15 maggio 2019 - Ravenna, Sanità

Sanità. In Emilia-Romagna i tempi di attesa più brevi: la media non supera i 30 giorni

Grande soddisfazione della Regione e delle Aziende sanitarie del territorio

Non supera mediamente i 30 giorni l’attesa dei cittadini per accedere alle prestazioni sanitarie in Emilia-Romagna. È quanto emerge dal secondo Rapporto “Osservatorio sui tempi di attesa e sui costi delle prestazioni sanitarie nei sistemi sanitari regionali” promosso dalla Funzione pubblica Cgil e dalla Fondazione Luoghi comuni, che è stato presentato oggi, mercoledì 15 maggio, a Roma. Il quadro che emerge, tra liste d'attesa e costi, tra pubblico e privato, colloca l’Emilia-Romagna come la migliore tra le regioni italiane, capace di ridurre drasticamente i tempi di erogazione di visite ed esami.

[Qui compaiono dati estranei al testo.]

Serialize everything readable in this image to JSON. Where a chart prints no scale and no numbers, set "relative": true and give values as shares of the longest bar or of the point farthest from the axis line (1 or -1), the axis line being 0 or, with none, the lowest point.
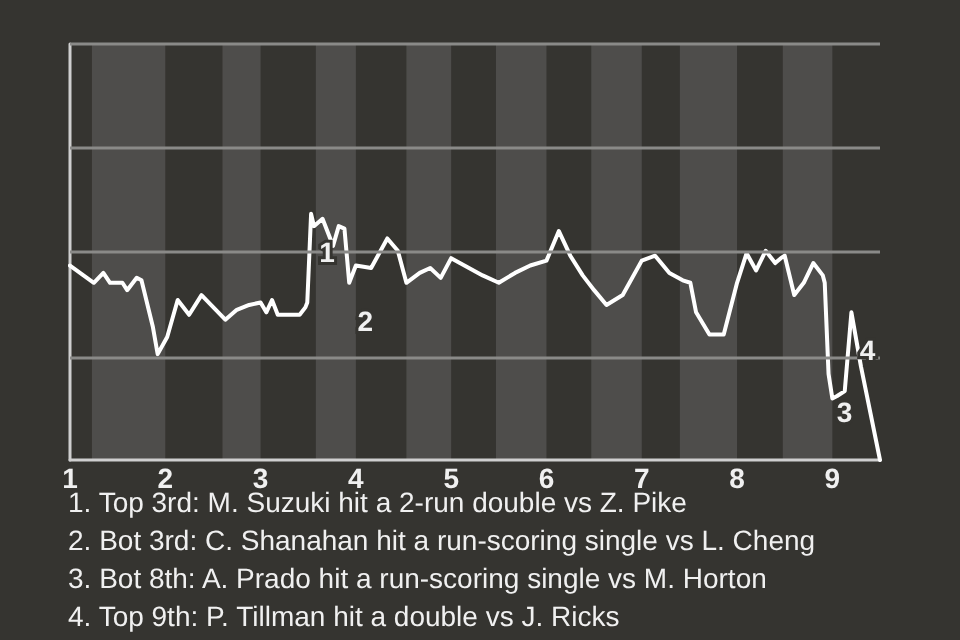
{
  "chart_data": {
    "type": "line",
    "relative": true,
    "x": [
      1,
      1.25,
      1.35,
      1.42,
      1.55,
      1.6,
      1.7,
      1.75,
      1.87,
      1.92,
      2.02,
      2.13,
      2.25,
      2.38,
      2.63,
      2.75,
      2.88,
      3,
      3.06,
      3.12,
      3.18,
      3.41,
      3.47,
      3.49,
      3.53,
      3.56,
      3.65,
      3.76,
      3.82,
      3.88,
      3.93,
      4,
      4.16,
      4.33,
      4.44,
      4.53,
      4.67,
      4.78,
      4.89,
      5,
      5.33,
      5.5,
      5.67,
      5.83,
      6,
      6.13,
      6.25,
      6.38,
      6.5,
      6.63,
      6.8,
      7,
      7.14,
      7.29,
      7.43,
      7.51,
      7.57,
      7.71,
      7.86,
      8,
      8.1,
      8.2,
      8.3,
      8.4,
      8.46,
      8.5,
      8.6,
      8.7,
      8.8,
      8.9,
      8.92,
      8.96,
      9,
      9.05,
      9.13,
      9.2,
      9.3,
      9.5
    ],
    "series": [
      {
        "color": "#ffffff",
        "values": [
          0.79,
          0.72,
          0.76,
          0.72,
          0.72,
          0.69,
          0.74,
          0.73,
          0.54,
          0.43,
          0.5,
          0.65,
          0.59,
          0.67,
          0.57,
          0.61,
          0.63,
          0.64,
          0.6,
          0.65,
          0.59,
          0.59,
          0.62,
          0.64,
          1,
          0.95,
          0.98,
          0.87,
          0.95,
          0.94,
          0.72,
          0.79,
          0.78,
          0.9,
          0.85,
          0.72,
          0.76,
          0.78,
          0.74,
          0.82,
          0.75,
          0.72,
          0.76,
          0.79,
          0.81,
          0.93,
          0.83,
          0.75,
          0.69,
          0.63,
          0.67,
          0.81,
          0.83,
          0.76,
          0.73,
          0.72,
          0.6,
          0.51,
          0.51,
          0.72,
          0.84,
          0.77,
          0.85,
          0.8,
          0.82,
          0.83,
          0.67,
          0.72,
          0.8,
          0.75,
          0.72,
          0.35,
          0.25,
          0.26,
          0.28,
          0.6,
          0.38,
          0
        ]
      }
    ],
    "xlim": [
      1,
      9.5
    ],
    "xticks": [
      1,
      2,
      3,
      4,
      5,
      6,
      7,
      8,
      9
    ],
    "tick_labels": "x",
    "marker": "none",
    "bands": [
      {
        "axis": "x",
        "from": 1.23,
        "to": 2,
        "color": "#4e4d4b"
      },
      {
        "axis": "x",
        "from": 2.6,
        "to": 3,
        "color": "#4e4d4b"
      },
      {
        "axis": "x",
        "from": 3.58,
        "to": 4,
        "color": "#4e4d4b"
      },
      {
        "axis": "x",
        "from": 4.53,
        "to": 5,
        "color": "#4e4d4b"
      },
      {
        "axis": "x",
        "from": 5.47,
        "to": 6,
        "color": "#4e4d4b"
      },
      {
        "axis": "x",
        "from": 6.47,
        "to": 7,
        "color": "#4e4d4b"
      },
      {
        "axis": "x",
        "from": 7.4,
        "to": 8,
        "color": "#4e4d4b"
      },
      {
        "axis": "x",
        "from": 8.48,
        "to": 9,
        "color": "#4e4d4b"
      }
    ],
    "ref_lines": [
      {
        "axis": "y",
        "value": 0.42,
        "color": "#8a8a88"
      },
      {
        "axis": "y",
        "value": 0.85,
        "color": "#8a8a88"
      },
      {
        "axis": "y",
        "value": 1.27,
        "color": "#8a8a88"
      },
      {
        "axis": "y",
        "value": 1.69,
        "color": "#8a8a88"
      }
    ],
    "annotations": [
      {
        "text": "1",
        "x": 3.53,
        "y": 1
      },
      {
        "text": "2",
        "x": 3.93,
        "y": 0.72
      },
      {
        "text": "3",
        "x": 8.96,
        "y": 0.35
      },
      {
        "text": "4",
        "x": 9.2,
        "y": 0.6
      },
      "1. Top 3rd: M. Suzuki hit a 2-run double vs Z. Pike",
      "2. Bot 3rd: C. Shanahan hit a run-scoring single vs L. Cheng",
      "3. Bot 8th: A. Prado hit a run-scoring single vs M. Horton",
      "4. Top 9th: P. Tillman hit a double vs J. Ricks"
    ]
  }
}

Massima soddisfazione è stata espressa dalla Regione che vede riconosciuto il proprio impegno, assieme alle Aziende sanitarie del territorio, in termini finanziari e di programmazione. La Regione Emilia-Romagna infatti in questi ultimi quattro anni ha attuato un piano straordinario unico in Italia da 10 milioni di euro l’anno, per consentire l’abbattimento delle liste d’attesa per visite specialistiche e ricoveri programmati. Un ringraziamento, quello della Regione esteso ai tutti i professionisti e operatori sanitari per aver contribuito al raggiungimento di questi risultati a beneficio dell’intera comunità.